At the urging of pro-choice lobbyists, lawmakers eventually agreed to amend the bill, substituting the word “agent” for “volunteer” in one instance, though they refused to change the word “volunteer” elsewhere in the bill. It’s not yet clear what implication that word change will have on enforcing these rules.  There will surely be more debate when the bill comes up for a vote of the full House. The point is that they tried.  While anti-choice lobbyists stated that the text was from a Missouri bill that passed a few years ago and they meant no harm…the word “volunteer” is not found in the Missouri bill.  I believe this makes their true intent clear…they really want to keep “evil doing” supporters of reproductive freedom out of their schools….even mere volunteers.

Meanwhile, other people who really do have the potential to be violent influences on children are free to associate with Kansas schools in any way they please. Let’s take a look at a few such folks from my Wichita, Kansas, community:

  • Cheryl Sullenger, employed by the radical anti-choice group Operation Rescue, was convicted of attempting to firebomb a California abortion clinic. Her phone number was also found in the car of Scott Roeder, the convicted assassin of the late abortion provider George Tiller.
  • Local anti-choice zealot Angel Dillard recently gained notoriety after sending a threatening letter to Dr. Mila Means and is currently facing prosecution under the Freedom of Access to Clinical Entrances (FACE) Act. She recently tried to invoke clergy privileges to keep her conversations with Roeder out of these proceedings.
  • Troy Newman, president of Operation Rescue, won’t hesitate to befriend (and employ) the most extreme members of the terrorist anti-choice movement. I’m sure he also applauded the work of his friends in Germantown, Maryland, who thought it was appropriate to picket outside of a middle school with a sign that read “Please Stop the Child Killing” and included a photo of a student’s father.
  • Mark Holick, the man behind the planned “pro-life memorial” in Wichita, recently stood in front of the home of a woman who is attempting to bring abortion care back to Wichita with a sign that read “Where is Your Church?”—an obvious reference to the Tiller murder, which look place in a church.

As I have written previously at Rewire, I am a mother of three school-age children. I am a pro-choice feminist who used to work as a lobbyist for the Kansas National Organization for Women (NOW) and would not hesitate to work for Planned Parenthood or any other abortion provider. I firmly reject the “abortion is bad” school of thought. I also volunteer weekly at my daughter’s middle school, working with a group of young women who are at risk of dropping out. I provide them with moral support and encourage them to develop and employ effective decision-making skills. I celebrate these girls and invite them to realize their maximum potential. They are a joy to me, and I believe they benefit from our relationship.

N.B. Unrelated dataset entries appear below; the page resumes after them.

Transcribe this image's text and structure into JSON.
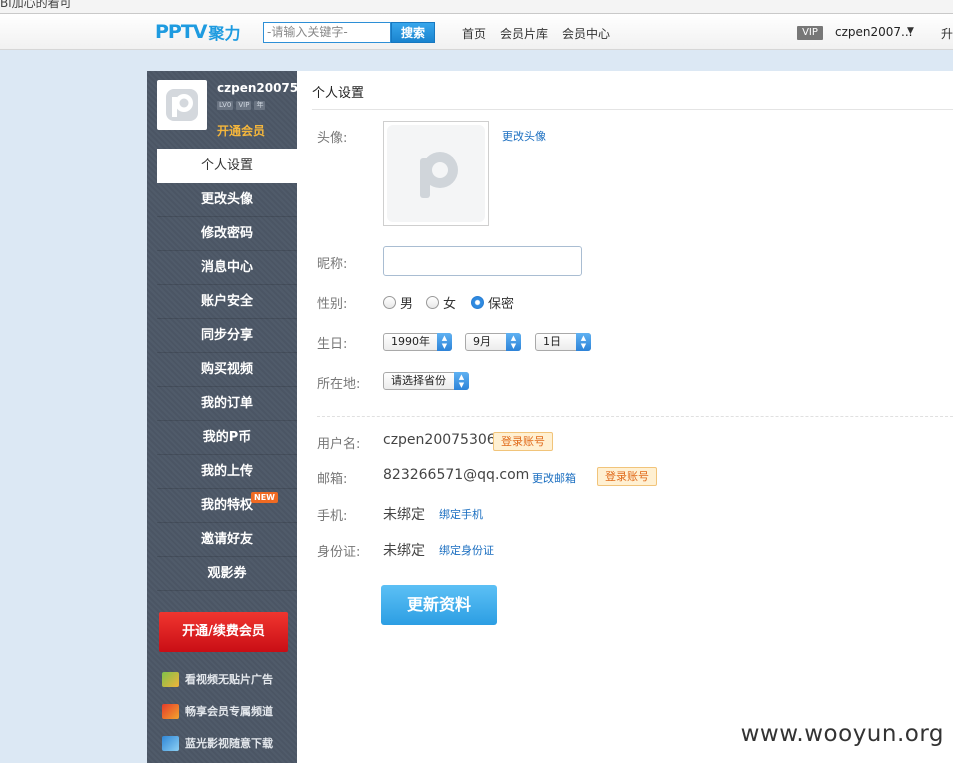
{
  "top_strip": {
    "text": "Bi加心的看可"
  },
  "header": {
    "logo_latin": "PPTV",
    "logo_cn": "聚力",
    "search_placeholder": "-请输入关键字-",
    "search_button": "搜索",
    "nav": [
      "首页",
      "会员片库",
      "会员中心"
    ],
    "vip_badge": "VIP",
    "username": "czpen2007...",
    "caret": "▼",
    "extra": "升"
  },
  "sidebar": {
    "profile_name": "czpen20075...",
    "level_tags": [
      "LV0",
      "VIP",
      "年"
    ],
    "open_member": "开通会员",
    "menu": [
      "个人设置",
      "更改头像",
      "修改密码",
      "消息中心",
      "账户安全",
      "同步分享",
      "购买视频",
      "我的订单",
      "我的P币",
      "我的上传",
      "我的特权",
      "邀请好友",
      "观影券"
    ],
    "new_badge": "NEW",
    "renew_button": "开通/续费会员",
    "perks": [
      "看视频无贴片广告",
      "畅享会员专属频道",
      "蓝光影视随意下载"
    ]
  },
  "main": {
    "title": "个人设置",
    "avatar_label": "头像:",
    "change_avatar": "更改头像",
    "nickname_label": "昵称:",
    "nickname_value": "",
    "gender_label": "性别:",
    "gender_options": [
      "男",
      "女",
      "保密"
    ],
    "gender_selected": "保密",
    "birthday_label": "生日:",
    "birthday_year": "1990年",
    "birthday_month": "9月",
    "birthday_day": "1日",
    "location_label": "所在地:",
    "location_value": "请选择省份",
    "username_label": "用户名:",
    "username_value": "czpen20075306",
    "login_account": "登录账号",
    "email_label": "邮箱:",
    "email_value": "823266571@qq.com",
    "change_email": "更改邮箱",
    "phone_label": "手机:",
    "phone_value": "未绑定",
    "bind_phone": "绑定手机",
    "id_label": "身份证:",
    "id_value": "未绑定",
    "bind_id": "绑定身份证",
    "update_button": "更新资料"
  },
  "watermark": "www.wooyun.org",
  "colors": {
    "brand_blue": "#1e9be0",
    "sidebar_bg": "#4c5766",
    "accent_red": "#d8161b",
    "link_blue": "#1a6ec0"
  }
}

But it distresses me that anti-choice politics and hatred for women’s reproductive freedom could ever put my relationship with those middle school students at risk. And it distresses me that under the law I could be considered “immoral” for supporting a woman’s right to have an abortion.

There are currently three young women in my middle school group. Statistics show that one of them will have an abortion in her lifetime. My hope is that the none of them will be exposed to shame and harassment surrounding their decisions and that anti-choice legislative efforts will dissipate over time.